Machine learning is probably the defining technology of the past decade. As with all walks of life, it is playing an increasingly significant role in existing and future wireless networks. In this article, we explore the big picture of this exciting field.
Nature vs Man
Humans have always been interested in the workings of a mind, replicated by machines in many science fiction stories. During their investigations on Artificial Intelligence (AI, of which machine learning is a subset), many scientists observed that the machines need not copy the exact brain but a functional level performance is good enough that can open the doors to eventually surpassing the brain through more advanced computers.
This is because nature does not always evolve towards the best solutions.
The justification comes from our history. We made cars faster than cheetahs not by designing four-legged vehicles but by inventing a wheel. We can fly hundreds of people in an aeroplane at the same time not by imitating birds but by understanding and utilizing the underlying principles of mechanics and aerodynamics.
In the same spirit, we hope that modern machine learning techniques can do better than human brains while staying on the current road to progress. This is why most of the machine learning literature focuses on mathematical algorithms and techniques that can be implemented on fast computers.
Machines = Computing Machines
So what exactly is machine learning? The simple definition by Tom Mitchell is as follows.
A computer program is said to learn from data if its performance on assigned tasks improves with experience when measured according to some performance criteria.
Here, I should mention the broad classifications of algorithms like supervised, unsupervised, semi-supervised and reinforcement learning. And dozens of different types of machine learning algorithms that are used in practice. But I leave their details for future articles. Instead, today I will focus on what machine learning is not.
Let us begin with Moore’s law. Gordon Moore, the co-founder of Fairchild Semiconductor and Intel, predicted in 1965 that the number of transistors in a dense integrated circuit doubles about every two years. This scaling down of the transistor size has spawned revolutionary growth in the world of computing, electronics and society in general in the last 50 to 60 years that set the stage for the dawn of machine learning.
As a consequence, the technology is overwhelmingly evolving in one particular direction, the direction of computing. By virtue of Moore’s law, the number of transistors (and now cores) are growing, and so does the trend of solving every problem through mathematics and coding.
According to the inventor of Kalman filter, Rudolf Kalman,
"Once you get the physics right, the rest is mathematics."
We can expand it as follows.
"Once you get the mathematics right, the rest is coding."
Why does this phenomenon form the bedrock of all the recent progress?
A Hammer in Your Hand
To answer this question, we have to understand what exponential growth looks like.
At the start, there is not much to show for your effort. Then, there is a phenomenal rise … of everything. In this context,
- of the number of transistors …
- of the power of the machine …
- of the problems it can solve …
- in its widespread proliferation …
- of the company valuation …
- of the revenue
and this is what everyone loves. Few people in Silicon Valley and beyond can afford taking some other slow and painful road in alternative directions when a strategy is producing several new billionaires every year.
This working strategy is the familiar Maslow’s hammer in hindsight.
"If all you have is a hammer, everything looks like a nail."
On a side note, this also reveals the power of focus. When all of mankind sets their eyes on implementing mathematical equations on computers, we get tactile internet and virtual reality.

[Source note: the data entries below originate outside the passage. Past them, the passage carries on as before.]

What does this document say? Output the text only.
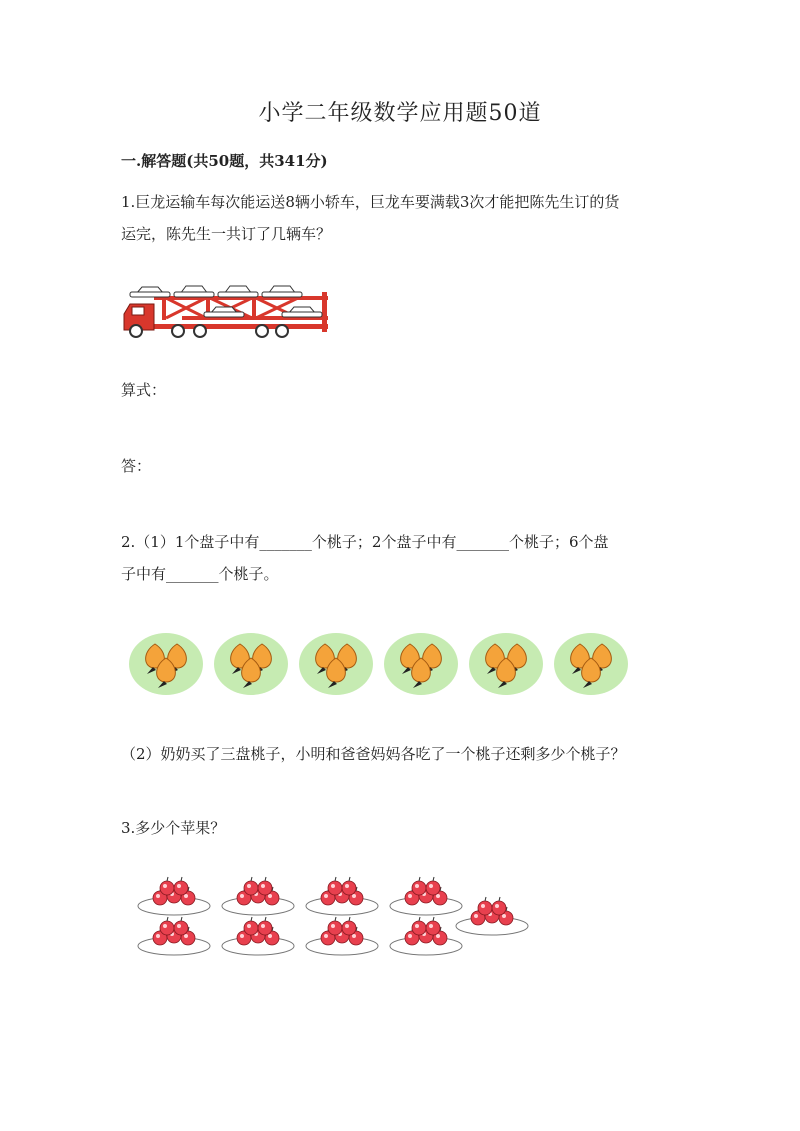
小学二年级数学应用题50道
一.解答题(共50题，共341分)
1.巨龙运输车每次能运送8辆小轿车，巨龙车要满载3次才能把陈先生订的货
运完，陈先生一共订了几辆车？
算式：
答：
2.（1）1个盘子中有_______个桃子；2个盘子中有_______个桃子；6个盘
子中有_______个桃子。
（2）奶奶买了三盘桃子，小明和爸爸妈妈各吃了一个桃子还剩多少个桃子？
3.多少个苹果？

From Algorithms to Unknowns
But that also makes us a one-trick pony.
In other words, if we subtract the effect of Moore’s law from the past half a century, humankind has relatively little to show for its progress. This is the cost we pay for that exponential growth.
If we look at the predictions from science fiction stories and movies of the last century, machine learning and artificial intelligence algorithms are solving the problems related to computing and communication, e.g., video calls, drones, biometrics and augmented reality.
But the progress is slow outside that realm due to the opportunity cost of (much more) important fronts such as climate change, water shortages, food affordability and most biological fronts (e.g., a cure for cancer or fixing a limb/organ). And these are relatively easier issues as compared to the predicted intergalactic travel, increasing the human lifespan or time travel.
Perhaps we have taken the learning computers in a similar vein as the pre-20th century horses. We think we need more of them and faster. But what we might actually need is a new Henry Ford to give us cars, i.e., something completely unknown at this point of time.
Exploring the unknown unknowns by definition cannot involve learning computers. And there are reasons to be optimistic. The moon mission in 1969 succeeded despite Apollo Guidance Computer having a performance inferior to today’s calculators in many aspects.